David: And that’s why this needs to be done slowly and concertedly rather than just flipping a switch and walking away. But we also need to be actively monitoring this. What I do is because we have within the Google Analytics dashboard a little report that keeps track of 404 errors for us, I send that report to myself every day for at least a week. That way, I’m getting it in my inbox. Any time someone tries to access a page that doesn’t exist, I can immediately set up those redirects because, again, that expedites Google’s ability to find the new site.
Tricia: Yeah, okay.
David: Then, upon launch, you’re going to want to immediately set up Search Console for the new site. Right? Because the old site will no longer exist. Even though you get a 301 redirect, you need to verify Search Console for the new site. Yeah, then you need to go into Google Analytics, Google Tag Manager, whatever you’re using for analytics, and make sure the domain is set properly because it’s now .com, not .co.
Tricia: When you say that, explain a little bit more. So, to me you would you be kind of moving your analytics and Google Tag Manager to your new account with your Google Site Kit?
David: So, first of all, within the admin section of Google Analytics, is where you tell it the domain name.
Tricia: Okay. Oh, I see.
David: Set that correctly. You will want to keep the old analytics code on the site. You can put a note stating, hey, this is when we made this transition. So, you can always reference that to go, oh yeah, that’s why traffic went up or down. Then, you don’t freak out a year later when you forget. Yeah, but it’s probably not a problem with Tag Manager but to verify with Site Kit. It needs to find that, so just make sure you set that up properly.
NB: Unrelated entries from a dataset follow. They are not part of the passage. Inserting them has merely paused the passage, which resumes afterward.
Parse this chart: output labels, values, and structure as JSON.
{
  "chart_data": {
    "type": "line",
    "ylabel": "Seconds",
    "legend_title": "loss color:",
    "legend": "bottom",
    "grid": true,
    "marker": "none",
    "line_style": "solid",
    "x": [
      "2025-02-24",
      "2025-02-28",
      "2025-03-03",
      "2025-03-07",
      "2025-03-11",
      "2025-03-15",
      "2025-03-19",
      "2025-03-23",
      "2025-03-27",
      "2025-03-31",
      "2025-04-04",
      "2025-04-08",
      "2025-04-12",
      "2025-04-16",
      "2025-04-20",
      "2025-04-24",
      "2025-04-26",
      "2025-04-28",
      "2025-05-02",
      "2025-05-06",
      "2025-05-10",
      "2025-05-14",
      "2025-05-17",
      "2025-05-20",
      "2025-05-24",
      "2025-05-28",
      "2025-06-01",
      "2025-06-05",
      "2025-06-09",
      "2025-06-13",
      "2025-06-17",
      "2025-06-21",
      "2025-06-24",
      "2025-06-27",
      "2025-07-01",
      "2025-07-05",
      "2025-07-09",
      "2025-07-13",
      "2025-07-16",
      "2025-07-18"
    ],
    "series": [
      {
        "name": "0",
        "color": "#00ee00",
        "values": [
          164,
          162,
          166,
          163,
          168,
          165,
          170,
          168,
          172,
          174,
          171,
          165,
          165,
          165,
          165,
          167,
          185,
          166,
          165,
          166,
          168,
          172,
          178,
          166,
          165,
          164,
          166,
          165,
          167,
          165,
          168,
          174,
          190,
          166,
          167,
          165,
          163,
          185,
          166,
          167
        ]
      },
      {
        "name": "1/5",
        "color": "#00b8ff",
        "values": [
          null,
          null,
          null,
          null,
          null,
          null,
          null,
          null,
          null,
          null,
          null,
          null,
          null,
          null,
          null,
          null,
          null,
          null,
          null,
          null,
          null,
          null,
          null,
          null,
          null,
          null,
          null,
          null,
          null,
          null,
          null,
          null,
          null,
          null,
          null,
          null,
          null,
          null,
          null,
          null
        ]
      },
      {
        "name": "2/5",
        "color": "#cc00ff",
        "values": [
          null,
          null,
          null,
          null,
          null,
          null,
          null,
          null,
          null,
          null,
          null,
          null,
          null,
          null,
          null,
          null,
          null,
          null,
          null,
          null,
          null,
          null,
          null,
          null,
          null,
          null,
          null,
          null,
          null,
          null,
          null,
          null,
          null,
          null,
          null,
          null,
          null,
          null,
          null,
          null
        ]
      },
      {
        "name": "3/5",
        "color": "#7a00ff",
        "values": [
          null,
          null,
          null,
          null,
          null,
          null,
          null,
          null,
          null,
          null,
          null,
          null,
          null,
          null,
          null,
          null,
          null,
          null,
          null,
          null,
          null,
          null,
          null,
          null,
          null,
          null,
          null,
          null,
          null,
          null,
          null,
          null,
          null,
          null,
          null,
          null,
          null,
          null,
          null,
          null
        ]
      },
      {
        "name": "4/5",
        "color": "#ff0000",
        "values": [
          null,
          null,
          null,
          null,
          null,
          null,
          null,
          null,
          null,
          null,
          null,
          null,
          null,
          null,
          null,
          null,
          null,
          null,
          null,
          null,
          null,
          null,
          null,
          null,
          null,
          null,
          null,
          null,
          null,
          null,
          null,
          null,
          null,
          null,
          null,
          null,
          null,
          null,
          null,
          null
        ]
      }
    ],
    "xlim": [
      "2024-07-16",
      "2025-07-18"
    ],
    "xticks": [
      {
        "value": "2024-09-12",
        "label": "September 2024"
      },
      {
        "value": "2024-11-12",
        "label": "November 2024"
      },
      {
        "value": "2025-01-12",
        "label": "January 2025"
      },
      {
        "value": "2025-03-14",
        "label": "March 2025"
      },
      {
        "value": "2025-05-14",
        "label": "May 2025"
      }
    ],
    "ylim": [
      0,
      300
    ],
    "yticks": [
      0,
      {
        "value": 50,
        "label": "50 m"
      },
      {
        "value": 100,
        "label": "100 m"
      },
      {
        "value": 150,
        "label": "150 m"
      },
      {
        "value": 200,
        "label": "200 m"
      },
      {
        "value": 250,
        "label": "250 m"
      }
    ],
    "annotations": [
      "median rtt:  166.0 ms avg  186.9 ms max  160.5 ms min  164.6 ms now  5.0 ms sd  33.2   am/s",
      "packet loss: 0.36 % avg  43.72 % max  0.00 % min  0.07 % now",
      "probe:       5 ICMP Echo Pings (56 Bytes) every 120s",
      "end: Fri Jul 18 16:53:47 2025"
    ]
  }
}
David: It’s verifying the domains and all that stuff. So, that’s why you want to do that role quickly. So, you can immediately collect the data, immediately send you those reports, immediately go into Search Console, submit an XML sitemap through Search Console, so Google sees that the new site exists, right? Remember, it’s a computer program. So, even though we know, oh, it’s .com website, no longer a .co in our minds that’s it’s the same thing. It’s just a string of letters and numbers that could be anything to Google. So, it just has no idea it exists until you set that up. Okay, then just watch for weirdness.
Tricia: Okay. Yeah.
Tricia: That helps a lot.
David: Yeah, it’s like I have a client right now, and they are going to move to, long story short, they’re doing in one year a completely new website, a completely new domain name, and a completely new site architecture.
David: It needs to be done. These all really need to be done. Yeah, I advised them rather than do it three different times and have three different slumps to which you have to recover, do it all at once. Google’s going to reindex the site. Let’s do it all at once. Otherwise, Google reindexes the site for the first change, reindexes the site for the second chance, and you’re going to have a net. It’s not that doing them all at once will have three times dip. It’s still going to have the same dip. The entire site has to be reindexed.
David: But really, you’re dipping once and doing all the changes rather than okay, we’re going to take a dip in March, and then we’re going to take a dip in July, then we’re going to take a dip in October. Well, that would be a huge problem because you probably wouldn’t recover by the time we did the next thing, right?